In a recent interview on the new Trump budget, I hit on some of my usual topics such as growth, real-world fiscal numbers, tax reform, fake budget cuts, entitlement reform, and my Golden Rule.
But I want to call attention to the part of the discussion that started a bit before the one-minute mark. This is the point where I expressed concern about Donald Trump’s proposed parental leave entitlement.
I’ve written about Trump’s childcare scheme, but that’s a different intervention than what we’re talking about today.
Government-mandated paid parental leave is just as misguided childcare subsidies. It may even be worse. Let’s look at some details.
The Wall Street Journal is unimpressed by Trump’s plan to expand the welfare state.
Mr.

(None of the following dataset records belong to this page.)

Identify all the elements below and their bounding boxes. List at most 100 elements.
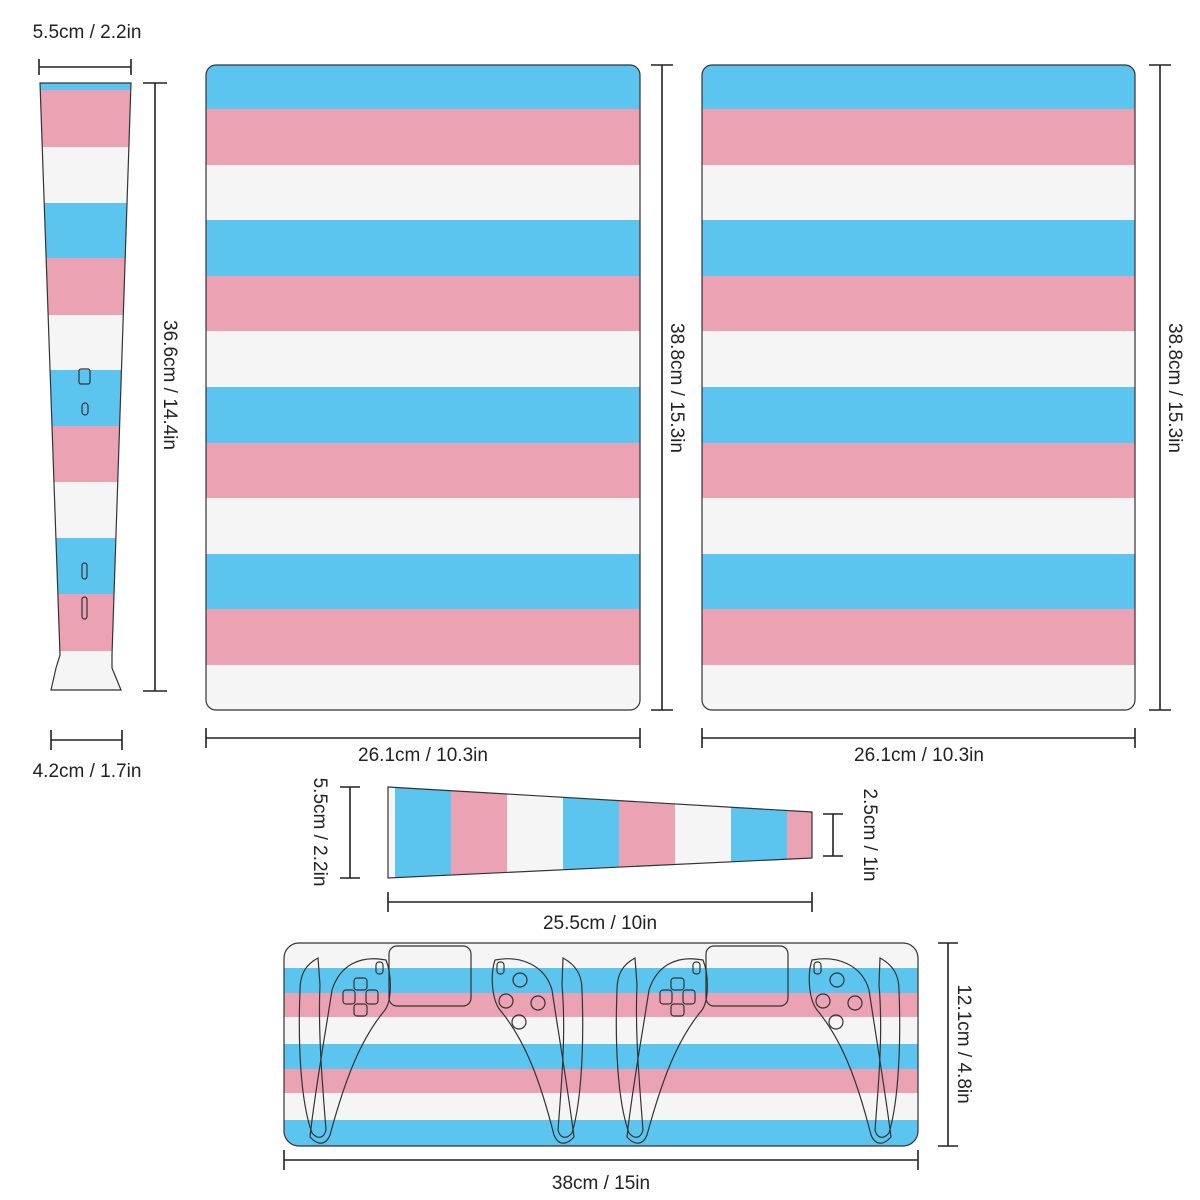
white-stripe (702, 665, 1135, 710)
blue-stripe (702, 554, 1135, 610)
right-panel-height-dimension: 38.8cm / 15.3in (1149, 64, 1185, 711)
blue-stripe (395, 787, 452, 878)
white-stripe (702, 498, 1135, 555)
white-stripe (702, 331, 1135, 388)
strip-height-dimension: 36.6cm / 14.4in (143, 82, 180, 692)
blue-stripe (206, 65, 640, 110)
white-stripe (702, 165, 1135, 221)
circle-button-outline (530, 995, 546, 1011)
wedge-strip-outline (387, 786, 813, 879)
white-stripe (206, 665, 640, 710)
white-stripe (206, 331, 640, 388)
white-stripe (284, 943, 918, 969)
pink-stripe (702, 109, 1135, 166)
controller-sheet-height-label: 12.1cm / 4.8in (953, 984, 974, 1103)
blue-stripe (284, 1044, 918, 1070)
dpad-down-outline (670, 1003, 685, 1017)
left-panel-width-label: 26.1cm / 10.3in (358, 745, 488, 766)
blue-stripe (40, 538, 131, 595)
strip-top-width-label: 5.5cm / 2.2in (33, 22, 142, 43)
circle-button-outline (847, 995, 863, 1011)
white-stripe (675, 787, 732, 878)
white-stripe (507, 787, 564, 878)
wedge-strip-skin (388, 787, 812, 878)
pink-stripe (206, 443, 640, 499)
white-stripe (284, 1017, 918, 1045)
dpad-up-outline (670, 977, 685, 991)
controller-sheet-skin (284, 943, 918, 1146)
dpad-up-outline (353, 977, 368, 991)
create-button-outline (692, 961, 701, 975)
wedge-left-height-dimension: 5.5cm / 2.2in (309, 778, 360, 887)
side-strip-cutouts (78, 368, 91, 620)
left-panel-outline (205, 64, 641, 711)
triangle-button-outline (829, 972, 845, 988)
wedge-right-height-label: 2.5cm / 1in (859, 789, 880, 882)
side-grip-outline (557, 957, 584, 1138)
white-stripe (206, 165, 640, 221)
wedge-left-height-label: 5.5cm / 2.2in (309, 778, 330, 887)
dpad-left-outline (659, 989, 673, 1005)
white-stripe (40, 651, 131, 690)
cross-button-outline (511, 1014, 527, 1030)
left-panel-width-dimension: 26.1cm / 10.3in (205, 728, 641, 766)
strip-height-label: 36.6cm / 14.4in (159, 320, 180, 450)
left-panel-height-label: 38.8cm / 15.3in (666, 323, 687, 453)
blue-stripe (40, 83, 131, 91)
pink-stripe (451, 787, 508, 878)
left-handle-outline (309, 958, 391, 1144)
strip-bottom-width-label: 4.2cm / 1.7in (33, 761, 142, 782)
right-panel-width-label: 26.1cm / 10.3in (854, 745, 984, 766)
side-grip-outline (615, 957, 644, 1138)
wedge-length-dimension: 25.5cm / 10in (387, 892, 813, 934)
pink-stripe (619, 787, 676, 878)
pink-stripe (702, 443, 1135, 499)
pink-stripe (206, 276, 640, 332)
right-handle-outline (491, 958, 575, 1144)
touchpad-outline (388, 945, 472, 1007)
strip-bottom-width-dimension: 4.2cm / 1.7in (33, 730, 142, 782)
pink-stripe (206, 109, 640, 166)
controller-sheet-width-dimension: 38cm / 15in (283, 1150, 919, 1194)
right-panel-height-label: 38.8cm / 15.3in (1164, 323, 1185, 453)
right-panel-outline (701, 64, 1136, 711)
right-handle-outline (808, 958, 892, 1144)
touchpad-outline (705, 945, 789, 1007)
create-button-outline (375, 961, 384, 975)
right-panel-skin (702, 65, 1135, 710)
pink-stripe (206, 609, 640, 666)
white-stripe (40, 147, 131, 204)
cross-button-outline (828, 1014, 844, 1030)
options-button-outline (813, 961, 822, 975)
controller-sheet-outline (283, 942, 919, 1147)
controller-sheet-width-label: 38cm / 15in (552, 1173, 650, 1194)
square-button-outline (815, 993, 831, 1009)
controller-cutout-outlines (298, 945, 901, 1144)
dpad-left-outline (342, 989, 356, 1005)
pink-stripe (40, 426, 131, 483)
blue-stripe (702, 220, 1135, 277)
options-button-outline (496, 961, 505, 975)
pink-stripe (284, 993, 918, 1018)
blue-stripe (284, 968, 918, 994)
side-grip-outline (298, 957, 327, 1138)
dpad-down-outline (353, 1003, 368, 1017)
square-button-outline (498, 993, 514, 1009)
blue-stripe (702, 387, 1135, 444)
dpad-right-outline (682, 989, 696, 1005)
white-stripe (40, 482, 131, 539)
left-panel-height-dimension: 38.8cm / 15.3in (651, 64, 687, 711)
wedge-length-label: 25.5cm / 10in (543, 913, 657, 934)
white-stripe (206, 498, 640, 555)
side-strip-skin (40, 83, 131, 690)
pink-stripe (787, 787, 812, 878)
pink-stripe (702, 609, 1135, 666)
blue-stripe (731, 787, 788, 878)
strip-top-width-dimension: 5.5cm / 2.2in (33, 22, 142, 75)
blue-stripe (206, 387, 640, 444)
pink-stripe (702, 276, 1135, 332)
controller-sheet-height-dimension: 12.1cm / 4.8in (938, 942, 974, 1147)
blue-stripe (206, 554, 640, 610)
left-panel-skin (206, 65, 640, 710)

Trump’s budget would require states to provide six weeks of paid family leave for new mothers and fathers, as well as adoptive parents. States would have “broad latitude to design and finance” the benefit, which would be delivered through unemployment insurance. States would be forced to work out how much to pay parents, whether to ban a beneficiary from working during the leave, and dozens of other details. The budget says the program will cost the feds $25 billion. The cost is offset in theory by reducing waste and abuse in unemployment insurance. The left is naturally panning the plan as stingy. …Once an entitlement is codified it expands. Proponents note that underwriting the benefit requires only a tiny increase in taxes, or some other levy on businesses. But wait until Democrats double or triple the duration of the leave, which they will do as soon as they are in power. The idea that Republicans can propose a cost-effective entitlement is delusional… The left chants that every industrialized country in the world offers some form of paid family leave—even Oman!—but one reason European countries have inflexible labor markets and higher unemployment is because they make hiring more expensive.
The final sentence is the key.
Why on earth should the United States mimic the policies of nations that have less growth, more unemployment, and lower per-capita economic output?
And James Pethokoukis of the American Enterprise Institute agrees that if Republicans start the program, Democrats will expand it. But his citation of some academic research is the best part of his article.
…how could the left not be secretly thrilled? Even if Trump’s bare-bones plan doesn’t become law, it sets a sort of precedent for Republicans supporting paid leave. And should the plan pass Congress and get signed by Trump, it establishes a program that future Democratic presidents and lawmakers can expand. …A 2017 study, by UC Santa Barbara economist Jenna Stearns, of maternity leave policy in Great Britain found that…there’s a tradeoff: Expanding job protected leave benefits led to “fewer women holding management positions and other jobs with the potential for promotion.” Likewise, a 2013 study by Cornell University’s Francine Blau and Lawrence Kahn found family-friendly policies…also “leave women less likely to be considered for high-level positions. One’s evaluation of such policies must take both of these effects into account.” …In a classic 1983 paper on mandated benefits like paid leave, former Obama economist Lawrence Summers explained businesses would offset higher benefits with lower pay or hiring workers with lower potential benefit costs. You know, tradeoffs.
Amen.
And this is why even a columnist for the New York Times has pointed out that self-styled feminist policies actually are bad for women.
The best policies for women are the same as the best policies for men (not to mention all the other genders that now exist). Simply stated, allow free markets and small government.
P.S. Government-mandated paid parental leave is a bad idea even when the idea is pushed by people at right-wing think tanks.